Economista ciudadano

Rescate o quitas de deuda

La toma en consideración por parte de la UE el pasado sábado de la petición de ayuda financiera por parte del Gobierno español, probablemente haya sido una de las peores noticias económicas de los últimos años. Pero tal vez lo peor, a nivel psicológico y de imagen, haya sido la actitud del Presidente de Gobierno y sus Ministros, quienes han dado una muestra bochornosa de falta de honestidad, valentía, transparencia y sentido de Estado.

El Gobierno ha mostrado una imagen bochornosa en la gestión del rescate bancario de la UE

El resultado, por el momento, es que España tiene intervenido, de facto, el sistema financiero por parte de la Troika, y cuando se haga efectiva la inyección de fondos, podría llegar a tener un 10% más de deuda pública sobre PIB, lo que acarreará un pago por intereses de alrededor de 3.000 mill/año. Es decir, en un país hiperendeudado, en fase de desapalancamiento y en recesión, la medicina que se impone es que el Estado asuma más deuda pública, a través del FROB, deuda originada en el sector privado.

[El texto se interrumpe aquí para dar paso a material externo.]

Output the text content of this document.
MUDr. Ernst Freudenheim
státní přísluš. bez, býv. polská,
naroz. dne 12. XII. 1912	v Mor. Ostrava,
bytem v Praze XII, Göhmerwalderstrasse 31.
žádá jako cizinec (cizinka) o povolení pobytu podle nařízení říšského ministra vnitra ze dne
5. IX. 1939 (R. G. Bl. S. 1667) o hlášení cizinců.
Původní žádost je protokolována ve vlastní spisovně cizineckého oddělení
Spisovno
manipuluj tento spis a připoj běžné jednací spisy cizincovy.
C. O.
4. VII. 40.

Con estas premisas, en un país cuya deuda privada alcanza los 350% del PIB, esta transformación de deuda privada en pública, abre una espiral que podría llevar a la deuda pública española a una situación de explosividad. Esto ocurriría cuando los intereses de la deuda crezcan a un ritmo superior al del PIB nominal, lo que haría insostenible la situación macroeconómica, puesto que gran parte del crecimiento se iría a pagar la carga de intereses. Esta posibilidad es precisamente lo que los mercados están descontando tras el anuncio del rescate bancario. La posibilidad, más allá de movimientos especulativos sostenidos contra el euro, de que la deuda española pueda llegar a tener la calificación de bono basura y también la simple sospecha que el pago de intereses de la deuda contraída por el FROB pudiera tener preferencia, han mantenido la presión vendedora de activos españoles, algo que sin duda tendrá consecuencias macroeconómicas en breve.

La deuda pública añadida que supone el rescate bancario ahonda en la posibilidad de la explosividad de la deuda

La siguiente pregunta relevante es si esta intervención de la Troika traerá consecuencias macroeconómicas y/o financieras o no a la economía española. La respuesta es que sí. La Troika impondrá un severo plan de ajuste en el sistema financiero, acelerando la adecuación de la dimensión del sector bancario a una economía cuyo PIB tras la crisis, valdrá seguramente un 20% menos. Esto también desencadenará un ajuste muy duro de plantilla y por tanto un coste  adicional al erario público y por consiguiente una reducción del PIB. Desde una óptica estrictamente de política económica, la Troika volverá a incidir sobre aspectos que ya recomendó en el pasado. Por un lado, una nueva reforma del Sistema de Pensiones, no hay que olvidar que este año podría ya producirse un déficit significativo cercano al 1% del PIB, pero también desempleo e impuestos. Todo ello, dentro de un contexto de no cumplimiento de déficit público ni en 2012, ni en 2013.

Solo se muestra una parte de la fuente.